Away from the Chinese military’s expanding capabilities in cyberspace and electronic warfare, Beijing is growing the size and reach of its naval fleet, advancing its air force and testing a host of new missiles, the Pentagon said Thursday.
An annual report to Congress on China’s evolving military capability concluded that the modernization was being driven in part by growing territorial disputes in the East and South China seas, as well as by Beijing’s desire to expand its presence and influence abroad.
But the main motivation remains Beijing’s concern over the possibility of hostilities in the Taiwan Strait, according to the report, which downplayed the notion that a recent thaw in relations between China and Taiwan has done anything to seriously mitigate the threat of a military conflict between the two countries.
“Despite positive public statements about cross-Strait dynamics from top leaders in China following the re-election of Taiwan President Ma Ying-jeou in 2012, there have been no signs that China’s military disposition opposite Taiwan has changed significantly,” the Pentagon report said. “The [People’s Liberation Army] has continued to develop and deploy military capabilities to coerce Taiwan or to attempt an invasion, if necessary.”
The report’s release Thursday coincided with a visit to The Washington Times by Taiwanese diplomats, who said they want to renew their request to obtain some of the Pentagon’s coveted F-35 Joint Strike Fighters or, perhaps, its F-22 Raptor fighter jets.
The island country recognizes that it has an increasingly important role to play in the Obama administration’s pivot to the Asia-Pacific region. And since Taiwan is an important ally of the United States, “it is important for the U.S. to think of a way to show its substantial support for Taiwan,” said Kwei-Bo Huang, Taiwan’s secretary general of the association of foreign relations.
A Defense Department official told reporters Thursday that the Pentagon remains vigilant about tracking the Chinese military progress toward modernizing its weapons and acquiring new ones. “We continue to monitor and document the Chinese military’s capabilities, particularly in the region of Taiwan,” the official said.
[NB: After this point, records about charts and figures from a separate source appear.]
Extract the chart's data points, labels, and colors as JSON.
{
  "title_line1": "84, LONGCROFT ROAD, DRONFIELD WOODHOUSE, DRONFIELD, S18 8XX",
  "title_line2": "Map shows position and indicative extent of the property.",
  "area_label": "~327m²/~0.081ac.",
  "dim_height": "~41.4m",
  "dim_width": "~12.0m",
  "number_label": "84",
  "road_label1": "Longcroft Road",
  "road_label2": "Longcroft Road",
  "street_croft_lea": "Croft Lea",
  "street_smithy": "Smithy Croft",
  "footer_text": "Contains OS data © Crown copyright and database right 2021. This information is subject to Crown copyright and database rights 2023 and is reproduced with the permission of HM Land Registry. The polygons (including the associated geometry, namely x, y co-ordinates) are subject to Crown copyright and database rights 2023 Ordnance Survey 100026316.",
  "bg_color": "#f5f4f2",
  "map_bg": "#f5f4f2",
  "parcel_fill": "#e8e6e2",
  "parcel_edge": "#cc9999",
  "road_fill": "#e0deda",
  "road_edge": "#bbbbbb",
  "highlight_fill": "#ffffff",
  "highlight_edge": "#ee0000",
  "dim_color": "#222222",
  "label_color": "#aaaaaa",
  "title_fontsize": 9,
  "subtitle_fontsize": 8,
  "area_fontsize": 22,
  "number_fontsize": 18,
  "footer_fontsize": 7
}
In a long-standing U.S. criticism of China’s military expansion over the past two decades, the Pentagon criticized China’s lack of openness about its strategy, which it said has caused concerns in Asia.
“Absent greater transparency from China and a change in its behavior, these concerns will likely intensify as the PLA’s military modernization program progresses,” the report said.
China’s government in March announced a 12.2 percent increase in military spending to $132 billion. That followed last year’s 10.7 percent increase to $114 billion, giving China the second-highest defense budget for any nation behind the U.S., which spent $600.4 billion on its military last year.